The HPSEVERITY Procedure

SCALEMODEL Statement

  • SCALEMODEL regression-effect-list </ scalemodel-options>;

The SCALEMODEL statement specifies regression effects. A regression effect is formed from one or more regressor variables according to effect construction rules. Each regression effect forms one element of $\bX $ in the linear model structure $\bX \bbeta $ that affects the scale parameter of the distribution. The SCALEMODEL statement in conjunction with the CLASS statement supports a rich set of effects. Effects are specified by a special notation that uses regressor variable names and operators. There are two types of regressor variables: classification (or CLASS) variables and continuous variables. Classification variables can be either numeric or character and are specified in a CLASS statement. To include CLASS variables in regression effects, you must specify the CLASS statement so that it appears before the SCALEMODEL statement. A regressor variable that is not declared in the CLASS statement is assumed to be continuous. For more information about effect construction rules, see the section Specification and Parameterization of Model Effects.

All the regressor variables must be present in the input data set that you specify by using the DATA= option in the PROC HPSEVERITY statement. The scale parameter of each candidate distribution is linked to the linear predictor $\bX \bbeta $ that includes an intercept. If a distribution does not have a scale parameter, then a model based on that distribution is not estimated. If you specify more than one SCALEMODEL statement, then the first statement is used.
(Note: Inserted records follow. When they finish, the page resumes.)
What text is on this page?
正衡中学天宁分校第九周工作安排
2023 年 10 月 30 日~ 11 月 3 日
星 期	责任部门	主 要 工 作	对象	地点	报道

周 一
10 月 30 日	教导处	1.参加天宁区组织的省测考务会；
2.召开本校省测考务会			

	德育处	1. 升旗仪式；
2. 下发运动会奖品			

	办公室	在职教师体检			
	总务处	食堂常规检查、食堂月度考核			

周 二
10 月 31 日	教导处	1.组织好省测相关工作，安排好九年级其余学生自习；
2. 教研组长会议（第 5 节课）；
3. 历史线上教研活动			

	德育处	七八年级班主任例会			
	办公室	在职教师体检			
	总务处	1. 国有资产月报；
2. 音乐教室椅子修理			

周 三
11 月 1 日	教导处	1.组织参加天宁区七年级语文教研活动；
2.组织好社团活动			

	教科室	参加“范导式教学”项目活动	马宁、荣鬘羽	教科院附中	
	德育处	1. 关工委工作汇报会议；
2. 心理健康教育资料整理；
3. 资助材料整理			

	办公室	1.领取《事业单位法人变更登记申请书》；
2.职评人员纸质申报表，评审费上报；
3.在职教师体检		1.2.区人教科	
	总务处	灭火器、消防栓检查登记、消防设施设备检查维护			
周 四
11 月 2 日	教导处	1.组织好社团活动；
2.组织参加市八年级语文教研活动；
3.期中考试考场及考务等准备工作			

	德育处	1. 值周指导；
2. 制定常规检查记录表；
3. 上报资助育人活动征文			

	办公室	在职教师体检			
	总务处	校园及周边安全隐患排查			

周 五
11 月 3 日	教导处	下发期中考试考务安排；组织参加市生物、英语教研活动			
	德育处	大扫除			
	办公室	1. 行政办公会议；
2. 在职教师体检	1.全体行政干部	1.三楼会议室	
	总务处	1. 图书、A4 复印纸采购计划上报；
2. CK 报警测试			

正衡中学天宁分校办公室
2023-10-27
The regressor variables are expected to have nonmissing values. If any of the variables has a missing value in an observation, then a warning is written to the SAS log and that observation is ignored.

For more information about modeling regression effects, see the section Estimating Regression Effects.

You can specify the following scalemodel-options in the SCALEMODEL statement:

DFMIXTURE=method-name <(method-options)>

specifies the method for computing representative estimates of the cumulative distribution function (CDF) and the probability density function (PDF).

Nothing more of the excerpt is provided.